How early internet helped LGBT communities topic of virtual Sno-Isle Libraries presentation June 25

Sno-Isle Libraries is hosting Humanities Washington Speaker Avery Dame-Griff for a Tuesday, June 25 online presentation on the early internet’s impact on LGBTQ communities.

The free event runs from 6:30-8 p.m. and you can learn more and register here.

While the early internet is associated with the screech of a dial-up modem, the soft glow of a boxy monitor and piles of free AOL CDs, there’s a lesser-known story. How, for LGBTQ folks, the experience of connecting online held revolutionary possibilities for not just building community but political organizing.
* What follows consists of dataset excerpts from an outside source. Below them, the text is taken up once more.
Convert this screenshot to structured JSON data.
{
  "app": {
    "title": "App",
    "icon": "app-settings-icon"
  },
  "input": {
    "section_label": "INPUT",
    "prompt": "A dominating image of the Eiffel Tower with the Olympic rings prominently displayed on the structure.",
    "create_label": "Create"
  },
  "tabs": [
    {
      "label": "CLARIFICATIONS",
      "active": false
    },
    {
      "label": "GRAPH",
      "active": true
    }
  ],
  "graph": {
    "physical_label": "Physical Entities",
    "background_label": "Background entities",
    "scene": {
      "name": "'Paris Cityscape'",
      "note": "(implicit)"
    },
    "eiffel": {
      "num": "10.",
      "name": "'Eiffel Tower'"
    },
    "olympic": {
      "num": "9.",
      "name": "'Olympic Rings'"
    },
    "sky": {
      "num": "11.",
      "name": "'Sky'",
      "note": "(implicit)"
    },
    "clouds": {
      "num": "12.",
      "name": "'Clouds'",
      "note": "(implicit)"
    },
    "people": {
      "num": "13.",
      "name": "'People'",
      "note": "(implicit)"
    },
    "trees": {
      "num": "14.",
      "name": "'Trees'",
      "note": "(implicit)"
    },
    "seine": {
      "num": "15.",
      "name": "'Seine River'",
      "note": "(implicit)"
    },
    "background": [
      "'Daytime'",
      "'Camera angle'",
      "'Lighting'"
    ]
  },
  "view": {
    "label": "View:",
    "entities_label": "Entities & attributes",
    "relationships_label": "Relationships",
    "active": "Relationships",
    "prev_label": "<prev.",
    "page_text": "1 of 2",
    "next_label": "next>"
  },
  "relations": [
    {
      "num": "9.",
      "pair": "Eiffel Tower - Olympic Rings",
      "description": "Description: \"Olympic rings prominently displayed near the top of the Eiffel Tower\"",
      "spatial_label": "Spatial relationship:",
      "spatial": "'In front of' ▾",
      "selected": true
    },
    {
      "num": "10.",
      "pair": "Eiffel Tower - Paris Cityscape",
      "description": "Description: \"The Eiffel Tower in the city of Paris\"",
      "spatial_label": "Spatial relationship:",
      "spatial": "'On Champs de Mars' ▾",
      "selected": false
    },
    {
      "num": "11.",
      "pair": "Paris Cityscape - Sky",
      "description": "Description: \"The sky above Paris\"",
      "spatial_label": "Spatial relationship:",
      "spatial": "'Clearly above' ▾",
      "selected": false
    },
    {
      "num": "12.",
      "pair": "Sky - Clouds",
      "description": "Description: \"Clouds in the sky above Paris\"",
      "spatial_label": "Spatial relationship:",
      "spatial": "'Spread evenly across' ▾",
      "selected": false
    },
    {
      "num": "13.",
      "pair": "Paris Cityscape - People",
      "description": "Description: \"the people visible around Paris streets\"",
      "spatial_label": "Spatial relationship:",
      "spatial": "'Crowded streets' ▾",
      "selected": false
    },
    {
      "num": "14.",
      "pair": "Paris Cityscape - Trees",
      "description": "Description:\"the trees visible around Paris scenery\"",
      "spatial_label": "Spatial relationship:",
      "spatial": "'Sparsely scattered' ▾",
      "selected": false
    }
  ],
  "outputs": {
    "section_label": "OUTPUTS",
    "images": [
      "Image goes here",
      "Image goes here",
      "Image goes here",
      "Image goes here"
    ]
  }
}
This talk will explore how members of early digital LGBTQ communities — particularly ones based in Washington state — used computers for everything from exploring their identity and finding love, to getting needed resources to people living with AIDS.

Avery Dame-Griff  is a lecturer in women’s and gender studies at Gonzaga University specializing in LGBTQ studies, political organizing and the history of technology. He founded and serves as primary curator of the Queer Digital History Project, an independent community history project cataloging and archiving pre-2010 LGBTQ spaces online. His book, The Two Revolutions: A History of the Transgender Internet, tracks how the Internet transformed transgender political organizing from the 1980s to the contemporary moment.